The vegetable oil Proctor and Gamble used to make Crisco is cottonseed oil. Cotton is sprayed with with strong defoliating chemicals just before harvesting. This makes it easy for chemicals to find their way into the final product. Crisco is an unnatural fat first of all. Then, it's manufactured in a way that exposes us to potential contaminants.

The drama surrounding high fructose corn syrup (HFCS) is eerily similar to Crisco's history and trans fats in many respects. See Dr.
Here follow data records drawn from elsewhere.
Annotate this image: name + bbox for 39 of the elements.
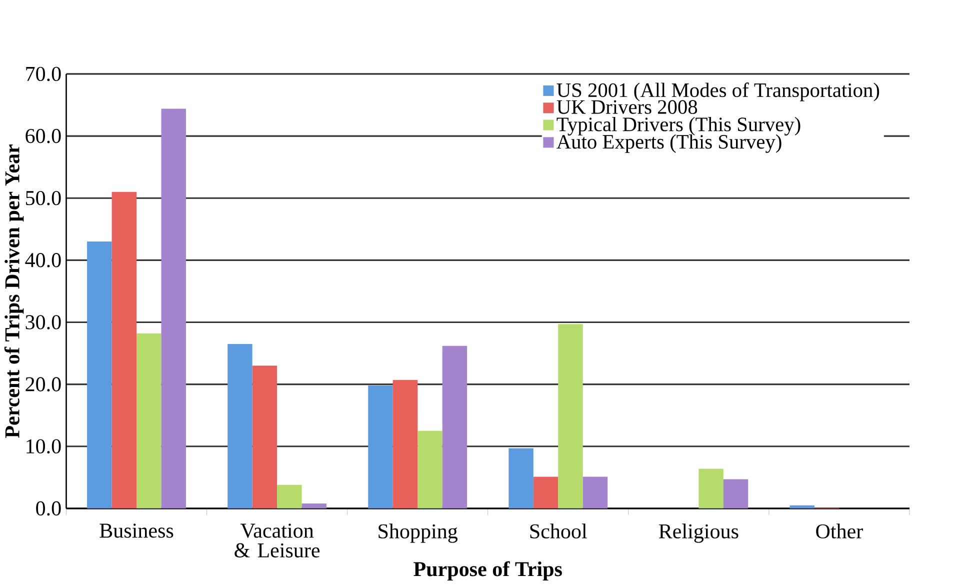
x-tick-label: Business: [100, 524, 174, 538]
y-tick-label: 10.0: [26, 439, 61, 454]
y-tick-label: 20.0: [26, 377, 61, 392]
bar: [228, 344, 252, 508]
bar: [392, 380, 418, 508]
x-tick-label: Shopping: [378, 524, 458, 543]
legend-label: UK Drivers 2008: [556, 100, 698, 114]
y-tick-label: 70.0: [26, 66, 61, 82]
x-tick-label: Other: [816, 524, 863, 538]
y-axis-title: Percent of Trips Driven per Year: [4, 144, 24, 438]
bar: [418, 430, 442, 508]
y-tick-label: 50.0: [26, 191, 61, 206]
legend-label: Typical Drivers (This Survey): [556, 117, 800, 136]
bar: [442, 346, 468, 508]
bar: [533, 476, 558, 508]
x-tick-label: School: [530, 524, 587, 538]
bar: [723, 479, 748, 508]
y-tick-label: 60.0: [26, 128, 61, 144]
bar: [582, 476, 608, 508]
bar: [136, 333, 162, 508]
y-tick-label: 30.0: [26, 315, 61, 330]
x-axis-title: Purpose of Trips: [414, 561, 562, 581]
bar: [277, 484, 302, 508]
bar: [508, 448, 534, 508]
bar: [790, 505, 814, 508]
y-tick-label: 40.0: [25, 253, 61, 268]
legend-label: Auto Experts (This Survey): [556, 134, 782, 153]
bar: [252, 366, 278, 508]
x-tick-label: Religious: [658, 524, 738, 543]
bar: [87, 242, 112, 508]
x-tick-label: Vacation & Leisure: [234, 524, 320, 558]
bar: [558, 324, 583, 508]
legend-label: US 2001 (All Modes of Transportation): [556, 82, 880, 102]
y-tick-label: 0.0: [36, 501, 61, 516]
bar: [161, 108, 186, 508]
bar: [698, 468, 724, 508]
bar: [112, 192, 137, 508]
bar: [368, 386, 393, 508]
bar: [302, 504, 327, 508]
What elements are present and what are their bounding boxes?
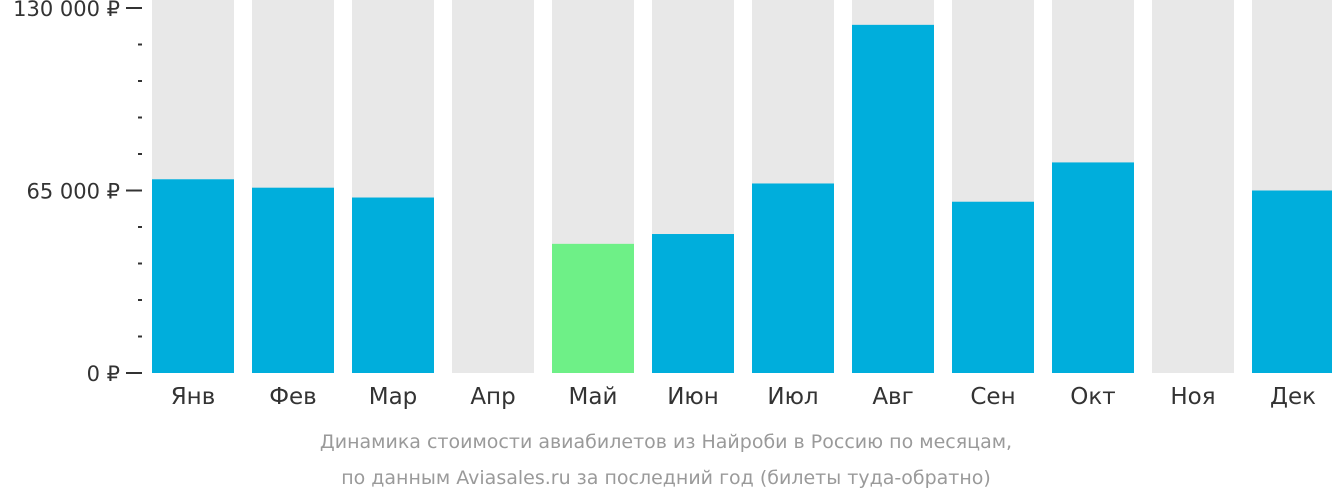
x-tick-label: Июн bbox=[667, 384, 719, 410]
x-tick-label: Июл bbox=[767, 384, 818, 410]
x-tick-label: Май bbox=[569, 384, 618, 410]
bar-1 bbox=[152, 179, 234, 373]
x-tick-label: Фев bbox=[269, 384, 317, 410]
y-axis: 130 000 ₽ 65 000 ₽ 0 ₽ bbox=[13, 0, 142, 386]
bar-10 bbox=[1052, 162, 1134, 373]
x-tick-label: Окт bbox=[1070, 384, 1115, 410]
x-tick-label: Мар bbox=[369, 384, 418, 410]
bar-2 bbox=[252, 187, 334, 373]
y-tick-label: 65 000 ₽ bbox=[26, 180, 120, 204]
x-tick-label: Апр bbox=[470, 384, 515, 410]
x-tick-label: Дек bbox=[1270, 384, 1316, 410]
caption-line-1: Динамика стоимости авиабилетов из Найроб… bbox=[319, 431, 1013, 453]
background-column bbox=[452, 0, 534, 373]
bar-8 bbox=[852, 24, 934, 373]
x-tick-label: Ноя bbox=[1170, 384, 1215, 410]
bar-5 bbox=[552, 243, 634, 373]
bar-7 bbox=[752, 183, 834, 373]
caption-line-2: по данным Aviasales.ru за последний год … bbox=[341, 467, 991, 489]
x-tick-label: Сен bbox=[970, 384, 1015, 410]
bar-6 bbox=[652, 234, 734, 373]
y-tick-label: 130 000 ₽ bbox=[13, 0, 120, 21]
x-tick-label: Авг bbox=[872, 384, 913, 410]
bar-12 bbox=[1252, 190, 1332, 373]
bars bbox=[152, 24, 1332, 373]
bar-3 bbox=[352, 197, 434, 373]
bar-9 bbox=[952, 201, 1034, 373]
x-tick-label: Янв bbox=[171, 384, 216, 410]
background-column bbox=[1152, 0, 1234, 373]
x-axis-labels: Янв Фев Мар Апр Май Июн Июл Авг Сен Окт Ноя Дек bbox=[171, 384, 1316, 410]
y-tick-label: 0 ₽ bbox=[87, 362, 120, 386]
price-bar-chart: 130 000 ₽ 65 000 ₽ 0 ₽ Янв Фев Мар Апр Май Июн И… bbox=[13, 0, 1332, 410]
Mark Hyman's article about HFCS.

  • Both products are in forms that don't occur in nature.
  • Both companies didn't know their products were unhealthy in the beginning.
  • Both companies made a conscious effort to suppress the truth after they learned their products were not as wholesome as they originally hoped.
  • Both products are exposed to hazardous contaminants in the manufacturing process.
  • Both companies have taken inadequate measures to ensure these contaminants don't end up in our food supply.
  • Both companies have appealed to our "sophistication" in their efforts to persuade us that their products are safe and healthy.

I like the way history can strip away fog from present controversies. I bet this pattern repeats itself often. However, I would be interested in learning about a company that did not follow this storyline with a profitable product. I hope you enjoy Mother Linda's article.

* When I refer to "company" in reference to HFCS, I mean the Corn Refiners Association since one single company does not make HFCS.